The reason for different phosphorylation of topoisomerase I in two sublines of L5178Y murine lymphoma (LY cells) was investigated. Camptothecin-resistant LY-S cells show increased poly(ADP-ribose) level and lowered topoisomerase I phosphorylation compared to camptothecin-sensitive LY-R cells. In this study diminished phosphorylation of LY-S topoisomerase I was observed for sites recognized by casein kinase 2 but not for those phosphorylated by protein kinase C. Tryptic digests of LY-S topoisomerase I labeled in vitro by casein kinase 2 indicated that phosphorylation was similarly lowered at different sites. Activity of casein kinase 2 measured in nuclear extracts was about 1.7 times lower for LY-S than LY-R cells. This difference was diminished or eliminated by increasing casein concentration, diluting the extract or increasing the ionic strength. Activity of poly(ADP-ribose) polymerase was 5.3 times higher in LY-S than in LY-R nuclei. When the activity of the polymerase was inhibited by treatment of LY-S cells with benzamide, casein kinase 2-catalyzed phosphorylation of topoisomerase I increased. This was accompanied by an increase in sensitivity to camptothecin as reflected in the diminished viability of LY-S cells.

Topoisomerase I is differently phosphorylated in two sublines of L5178Y mouse lymphoma cells.
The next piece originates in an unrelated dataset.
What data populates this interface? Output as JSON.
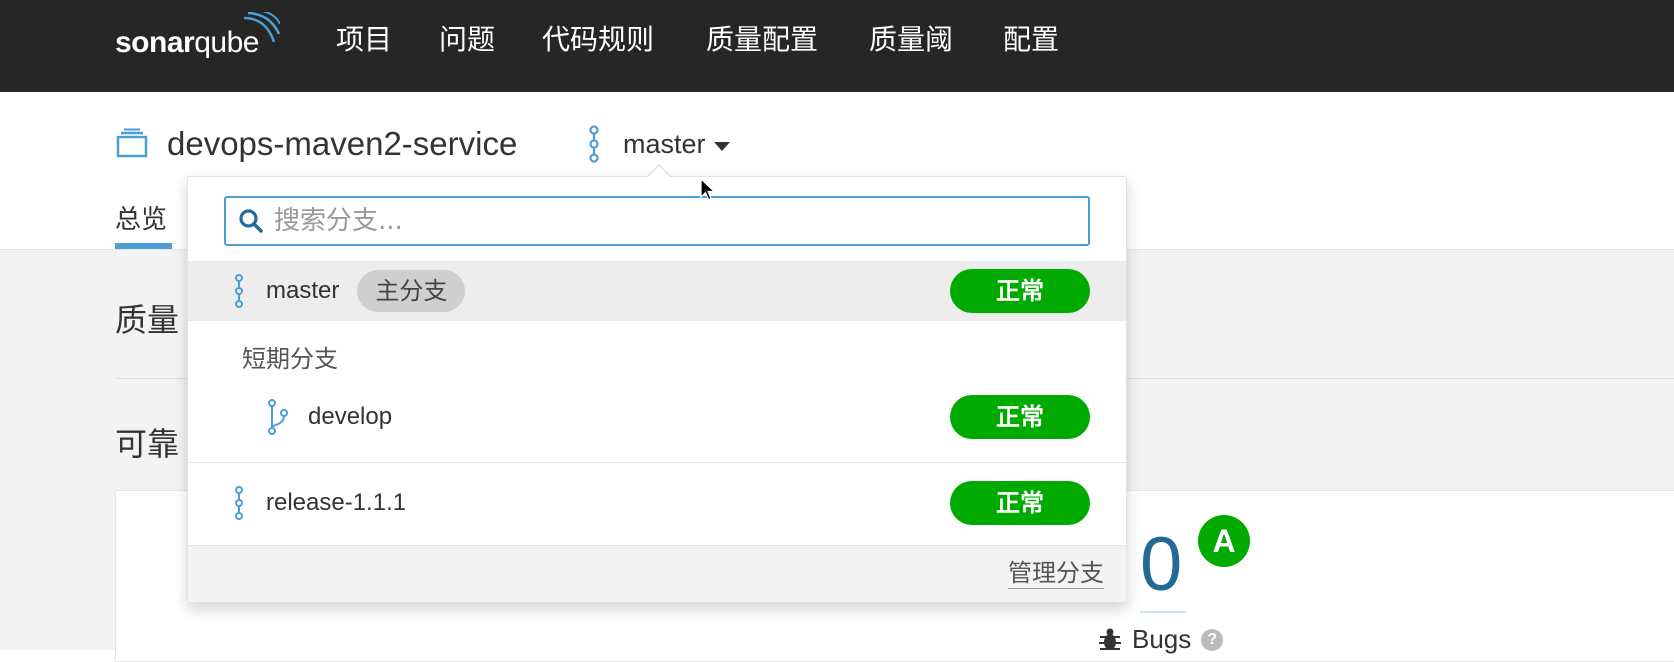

Two sublines of LY murine lymphoma, differing in sensitivity to CPT, served as source of topoisomerase I in order to compare the enzyme's properties. The activity of topoisomerase I isolated from LY-S cells of reduced sensitivity to CPT increased about 2-times more upon phosphorylation with casein kinase but was inhibited to a lesser extent upon dephosphorylation with alkaline phosphatase than the enzyme from the CPT-sensitive LY-R cells. The in vitro phosphorylation of LY-S enzyme restored its sensitivity to CPT. The in vitro incorporation of 32P into topoisomerase protein was about 1.7-times higher in LY-S than in LY-R enzyme. A reversed incorporation ratio was observed upon metabolic labelling. The level of topoisomerase I protein, determined by Western blot analysis using scleroderma anti-topoisomerase I antibodies, was about 1.5-times higher in LY-S than in LY-R cells. The level of topoisomerase I mRNA was similar in both sublines. These results indicate that the reduced sensitivity of LY-S cells to CPT is based on the lowered phosphorylation of topoisomerase I protein but does not depend on the expression of topoisomerase I gene.

PKA controls a level of topoisomerase I mRNA in mouse L5178Y lymphoma cells treated with db-cAMP.
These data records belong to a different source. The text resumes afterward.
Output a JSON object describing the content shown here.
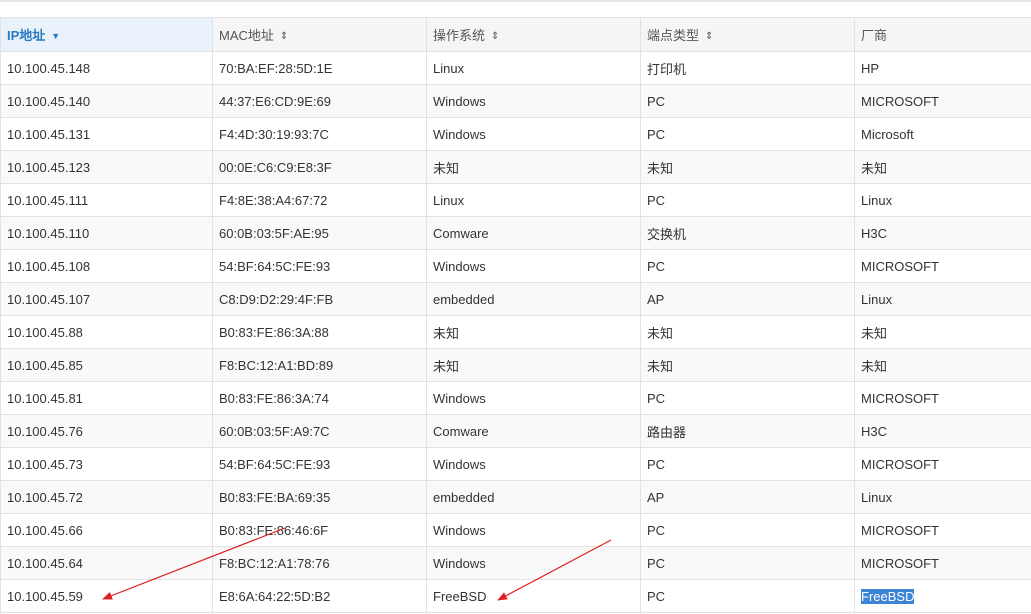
{
  "table": {
    "columns": [
      {
        "label": "IP地址",
        "sort_icon": "sort-down-icon",
        "sorted": true
      },
      {
        "label": "MAC地址",
        "sort_icon": "sort-both-icon",
        "sorted": false
      },
      {
        "label": "操作系统",
        "sort_icon": "sort-both-icon",
        "sorted": false
      },
      {
        "label": "端点类型",
        "sort_icon": "sort-both-icon",
        "sorted": false
      },
      {
        "label": "厂商",
        "sort_icon": "",
        "sorted": false
      }
    ],
    "rows": [
      [
        "10.100.45.148",
        "70:BA:EF:28:5D:1E",
        "Linux",
        "打印机",
        "HP"
      ],
      [
        "10.100.45.140",
        "44:37:E6:CD:9E:69",
        "Windows",
        "PC",
        "MICROSOFT"
      ],
      [
        "10.100.45.131",
        "F4:4D:30:19:93:7C",
        "Windows",
        "PC",
        "Microsoft"
      ],
      [
        "10.100.45.123",
        "00:0E:C6:C9:E8:3F",
        "未知",
        "未知",
        "未知"
      ],
      [
        "10.100.45.111",
        "F4:8E:38:A4:67:72",
        "Linux",
        "PC",
        "Linux"
      ],
      [
        "10.100.45.110",
        "60:0B:03:5F:AE:95",
        "Comware",
        "交换机",
        "H3C"
      ],
      [
        "10.100.45.108",
        "54:BF:64:5C:FE:93",
        "Windows",
        "PC",
        "MICROSOFT"
      ],
      [
        "10.100.45.107",
        "C8:D9:D2:29:4F:FB",
        "embedded",
        "AP",
        "Linux"
      ],
      [
        "10.100.45.88",
        "B0:83:FE:86:3A:88",
        "未知",
        "未知",
        "未知"
      ],
      [
        "10.100.45.85",
        "F8:BC:12:A1:BD:89",
        "未知",
        "未知",
        "未知"
      ],
      [
        "10.100.45.81",
        "B0:83:FE:86:3A:74",
        "Windows",
        "PC",
        "MICROSOFT"
      ],
      [
        "10.100.45.76",
        "60:0B:03:5F:A9:7C",
        "Comware",
        "路由器",
        "H3C"
      ],
      [
        "10.100.45.73",
        "54:BF:64:5C:FE:93",
        "Windows",
        "PC",
        "MICROSOFT"
      ],
      [
        "10.100.45.72",
        "B0:83:FE:BA:69:35",
        "embedded",
        "AP",
        "Linux"
      ],
      [
        "10.100.45.66",
        "B0:83:FE:86:46:6F",
        "Windows",
        "PC",
        "MICROSOFT"
      ],
      [
        "10.100.45.64",
        "F8:BC:12:A1:78:76",
        "Windows",
        "PC",
        "MICROSOFT"
      ],
      [
        "10.100.45.59",
        "E8:6A:64:22:5D:B2",
        "FreeBSD",
        "PC",
        "FreeBSD"
      ]
    ],
    "selected_cell": {
      "row": 16,
      "col": 4
    }
  },
  "colors": {
    "accent": "#2a7ac2",
    "selection": "#3c84d6",
    "annotation_arrow": "#e02020"
  }
}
The level of topoisomerase I mRNA was measured in cells of two mouse lymphoma (LY) sublines treated with db-cAMP. A transient increase of the level was observed to be of about 60% of the basic level and to have maximum after the 3 h treatment of LY-S cells. The increase in LY-R subline was two-fold lower. The activity of PKA in a cytosol fraction of LY-S cells was 1.75 times higher than that in LY-R cells. The activity of PKA in membranes and nuclear fraction did not differ significantly in both cell types. When the activity of PKA in LY-S cells was inhibited with H8, no increase of the level of topoisomerase I mRNA was observed upon db-cAMP treatment of cells. We suggest that the activity of PKA in the cytosol controls the expression of topoisomerase I gene in LY cells at high concentration of cAMP.